At public schools, the funding comes from the state to the local school boards and then out to the schools. The funds have to all be accounted for and if they are not, they could face millions in dollars of fines from the federal government. Charter schools are not subjected to such constraints, because the people in charge of them are often those who are in favor of privatizing education anyway. Executive Director of CMD, Lisa Graves, explained:
“Neither the federal government nor the states require charters to publish that information on their websites and neither the federal or state governments we examined publish that information themselves.Even aside from serious questions about academic performance by charters—especially online charters—the lack of real accountability remains a real problem for kids and families, as more and more people and corporations have sought to get a piece of the pie, a revenue stream from taxpayer money, to operate or assist charters.”
This is why they said the money goes into a “black hole.” Many of the schools have been accused of tampering with grades, test scores, embezzling tax dollars and other illegal activities. The report found:
  • More than $4.9 million went to California charters that closed within a few years.
  • Indiana cannot account for more than $2.2 million in funds and also have “heavily segregated” the charter schools where 27 percent of African-American students attend “severely segregated” schools. And the state’s charter schools often test worse than the traditional public schools.
  • In 2011 and 2012, $3.7 million in federal taxpayer money was awarded to 25 Michigan “ghost” schools that never even opened to students. Also “more than 100 charters have closed. Many of them have closed due to lack of ‘academic viability’ (poor results) while other have closed due to lack of ‘financial viability.'”
  • $4.6 million went to charter schools in Ohio that either closed or never opened. Ohio, however, was given “the biggest one-year grant “by far” in the 2015 competition for federal funding—$32.6 million—thanks in part to a glowing endorsement from the National Association of Charter School Authorizers (NACSA), which CMD notes had previously referred to the charter system in Ohio as ‘broken.'”

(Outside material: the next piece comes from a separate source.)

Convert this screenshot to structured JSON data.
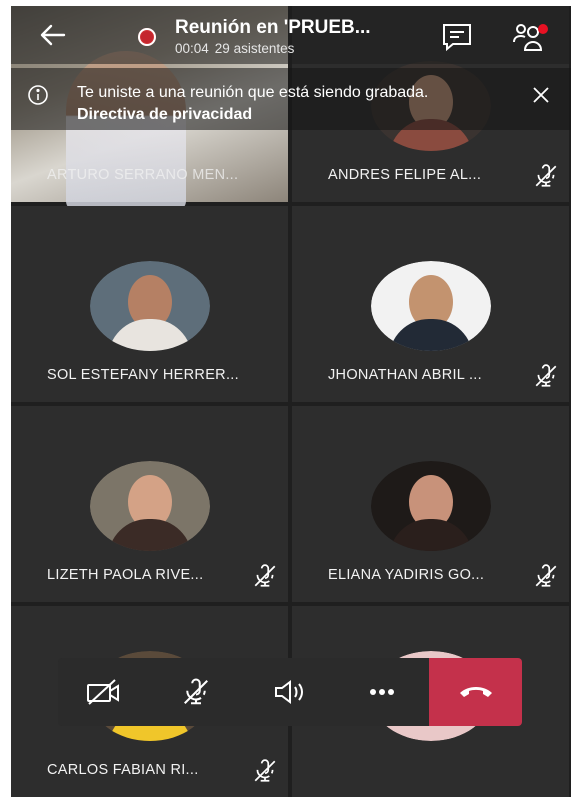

  • Texas has been given $41 million for charter schools even though multiple schools have closed due to fraud, poor results, mismanagement and other reasons.
These are only a few of the states who have given money to these Koch-backed for-profit education organizations and then seen the money disappear. Billions of our tax dollars are being wasted on this Republican crusade to destroy public education and more often than not, it is a complete waste of money. If these funds were directed towards public schools across the country, our students would have smaller classrooms, new books, perhaps arts programs could be reintroduced where they were lost. The benefits would be astronomical, but Republicans would rather send that money to schools for wealthy children and let the rest of our youth go without opportunity or education.